Le revers de la médaille est lourd à porter. « Je suis passée par tous les états, surenchérit Fayza. J’ai eu une discussion avec lui l’année dernière, alors que ça n’allait pas trop bien. Je lui ai demandé s’il ne voulait pas avoir une petite copine. Il m’a répondu : tu vois une femme dans ce bourbier ? Il lui est arrivé de faire des tours de périphériques dans une 206 juste pour voir ce que cela faisait. Même marcher dans la rue, il ne peut plus. Cela m’attriste. »
Léon Marchand est un peu plus épargné mais « il ne rentre plus en France, il reste aux États-Unis et c’est nous qui allons le voir quand nous pouvons. C’est cher payé », glisse Céline.
« Oui, c’est cher payé, embraye Fayza. Au moment de la Suède (affaire classée sans suite après une plainte pour viol à Stockholm en octobre 2024), je partais avec 35 copines sur une île, pour fêter mes 50 ans. En quelques mois j’ai pris 12 kg. J’étais blessée. J’avais confiance en Kylian mais je lui ai demandé : est-ce que tu l’as fait ? Il m’a répondu : tu as fini tes délires ? C’est le seul déplacement que l’on n’a pas organisé et on en a payé les conséquences… »
Une place à trouver pour les petits frères
Autre difficulté, laisser grandir le petit frère, Oscar pour Léon, Ethan pour Kylian, dans l’ombre de ces géants. « Cela a été difficile pour Oscar, raconte Céline. Quand son frère est parti, on a pris un chien mais ça ne remplace pas (sourires)… Il y a eu quelques soucis. Aujourd’hui, c’est mieux. Mais Léon prend énormément de place. Je ne pouvais pas dire à Oscar qu’il était moins fort. Il a voulu nager, il faisait n’importe quoi. Il arrive à contrôler ses émotions aujourd’hui. »

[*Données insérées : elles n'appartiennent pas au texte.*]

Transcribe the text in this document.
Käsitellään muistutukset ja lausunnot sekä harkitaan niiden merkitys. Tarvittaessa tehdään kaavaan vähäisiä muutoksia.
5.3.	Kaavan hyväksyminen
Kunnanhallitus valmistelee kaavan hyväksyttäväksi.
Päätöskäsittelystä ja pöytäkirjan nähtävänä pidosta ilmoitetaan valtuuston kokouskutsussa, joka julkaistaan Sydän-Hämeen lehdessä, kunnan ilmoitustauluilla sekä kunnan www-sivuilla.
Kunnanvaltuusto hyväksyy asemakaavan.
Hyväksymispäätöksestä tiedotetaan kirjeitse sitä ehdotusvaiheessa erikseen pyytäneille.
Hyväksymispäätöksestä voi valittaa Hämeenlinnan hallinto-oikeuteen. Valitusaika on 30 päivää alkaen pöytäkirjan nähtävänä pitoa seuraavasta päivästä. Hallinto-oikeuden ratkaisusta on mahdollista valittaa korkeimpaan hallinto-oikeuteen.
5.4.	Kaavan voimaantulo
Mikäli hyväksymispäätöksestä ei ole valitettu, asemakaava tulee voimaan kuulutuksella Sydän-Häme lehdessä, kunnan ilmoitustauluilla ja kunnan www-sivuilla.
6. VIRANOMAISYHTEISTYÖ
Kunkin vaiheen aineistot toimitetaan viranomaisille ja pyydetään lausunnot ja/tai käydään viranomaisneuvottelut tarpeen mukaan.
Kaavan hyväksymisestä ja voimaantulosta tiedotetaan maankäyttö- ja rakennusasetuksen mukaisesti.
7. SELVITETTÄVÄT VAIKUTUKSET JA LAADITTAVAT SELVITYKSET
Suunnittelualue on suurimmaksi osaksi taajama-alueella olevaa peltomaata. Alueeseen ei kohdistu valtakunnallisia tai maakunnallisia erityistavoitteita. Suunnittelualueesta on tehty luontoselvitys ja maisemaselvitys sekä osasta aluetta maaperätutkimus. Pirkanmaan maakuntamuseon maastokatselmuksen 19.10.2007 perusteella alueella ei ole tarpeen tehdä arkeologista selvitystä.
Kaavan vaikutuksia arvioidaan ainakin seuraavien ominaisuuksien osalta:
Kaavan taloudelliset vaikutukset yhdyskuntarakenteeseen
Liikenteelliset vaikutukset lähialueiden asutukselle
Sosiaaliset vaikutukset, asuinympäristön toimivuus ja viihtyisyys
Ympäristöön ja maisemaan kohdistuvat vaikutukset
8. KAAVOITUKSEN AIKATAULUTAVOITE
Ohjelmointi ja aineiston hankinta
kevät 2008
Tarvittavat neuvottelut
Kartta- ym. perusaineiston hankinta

Fayza a connu des soucis similaires : « Ethan était un grand prématuré, souligne-t-elle. Il a huit ans de moins que Kylian et il est arrivé à 10 ans au PSG. Du jour au lendemain, nous sommes devenus riches. Ethan ne faisait rien, il se la racontait, il laissait faire les choses. Je lui ai dit que son nom était déjà pris, mais pas son prénom. Ce qui me ravit aujourd’hui, c’est de le voir heureux comme dimanche à Lille quand il a marqué devant le PSG (1-1) sous les yeux de son frère. Les deux s’entendent au-delà du sport. »
« Comme Léon et Oscar, enchaîne Céline. Ils s’entendent aussi. Ils font front tous les deux (rires). » Le meilleur remède contre la solitude.